Stage 4 – Outputting finished product
Finally – the ‘compiled’ list now contains the whole programme, compiled to binary. We just have to convert each 8-character string of binary characters to a byte, concatenate them together and then write them out as a binary file and it’s ready to go onto the CPU!
The easiest way to do this in Python 2.7 is using the chr(int) function. The chr(int) function takes an integer as a parameter and returns a character according to the ASCII scheme. Since the ASCII system stores characters in 8 bits (the same as our CPU), outputting the characters into a binary ASCII file is all we have to do – that file can then be written to the memory of our CPU, and voila! The CPU will execute our code.
def outputToBinary(compiledCode):
outputData = ''
while (len(compiledCode) > 0):
temp = int(compiledCode[0:8], 2)
outputData += chr(temp)
compiledCode = compiledCode[8:]
f = open(outputFileName, 'wb') #b means binary mode on Windows
f.write(outputData)
return True
In the above code, we first initialise an empty string which will contain our output data (the compiled code).
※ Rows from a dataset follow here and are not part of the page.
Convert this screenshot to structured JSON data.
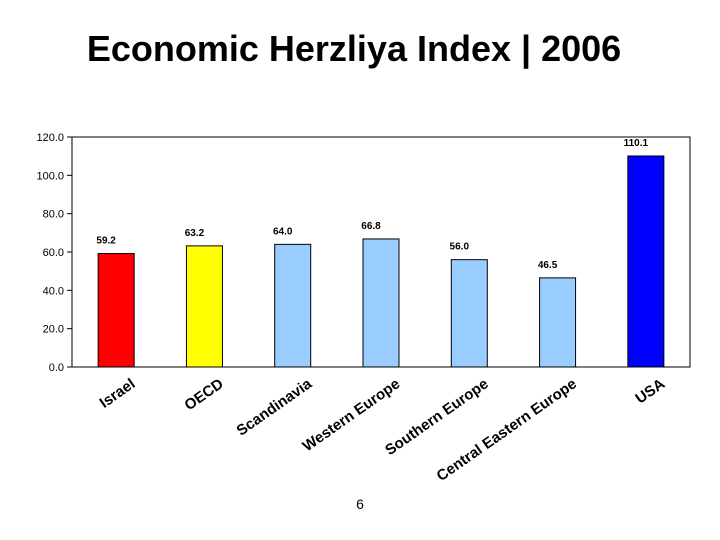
{
  "slide": {
    "title": "Economic Herzliya Index | 2006",
    "page_number": "6"
  },
  "chart_data": {
    "type": "bar",
    "title": "",
    "xlabel": "",
    "ylabel": "",
    "ylim": [
      0,
      120
    ],
    "yticks": [
      0,
      20,
      40,
      60,
      80,
      100,
      120
    ],
    "ytick_labels": [
      "0.0",
      "20.0",
      "40.0",
      "60.0",
      "80.0",
      "100.0",
      "120.0"
    ],
    "grid": false,
    "legend": "none",
    "categories": [
      "Israel",
      "OECD",
      "Scandinavia",
      "Western Europe",
      "Southern Europe",
      "Central Eastern Europe",
      "USA"
    ],
    "values": [
      59.2,
      63.2,
      64.0,
      66.8,
      56.0,
      46.5,
      110.1
    ],
    "data_labels": [
      "59.2",
      "63.2",
      "64.0",
      "66.8",
      "56.0",
      "46.5",
      "110.1"
    ],
    "colors": [
      "#ff0000",
      "#ffff00",
      "#99ccff",
      "#99ccff",
      "#99ccff",
      "#99ccff",
      "#0000ff"
    ]
  }
}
While there are still bytes to be compiled (that the length of compiledCode is still greater than 0), we isolate the next byte, convert it to an Integer, and then convert it to a binary ASCII character using the chr function. We then append that to the outputData, and remove the byte (8-bits) we just processed from compiledCode (so that the next byte can be processed). When all the bytes have been compiled, we open a file in write mode and write the data to that file.
Our compiler also has the ability to output ‘human-readable’ code, i.e. code that is separated by line and includes a space in-between the opcodes and operands. This is controlled by toggling a boolean, and makes debugging much easier.
Example
Let’s take the following sample program:
input // load the accumulator from the input panel
load 0 // overwrite the value in the accumulator to 0
LABEL AddEight // label this piece of code 'AddEight'
add 8
JUMP AddEight
// this block never runs
sub 7
subcy -7
Next we perform Stage 1: after comments, blank lines and labels are removed (with labels, after their line numbers have been recorded), the code looks like:
When compiled to binary ASCII it’s then not human readable or recognisable: you can try opening it in an editor (as I did with the above), which gives:
Compiled Program, opened in Vim
That’s it! A long post, but hopefully it was an interesting read!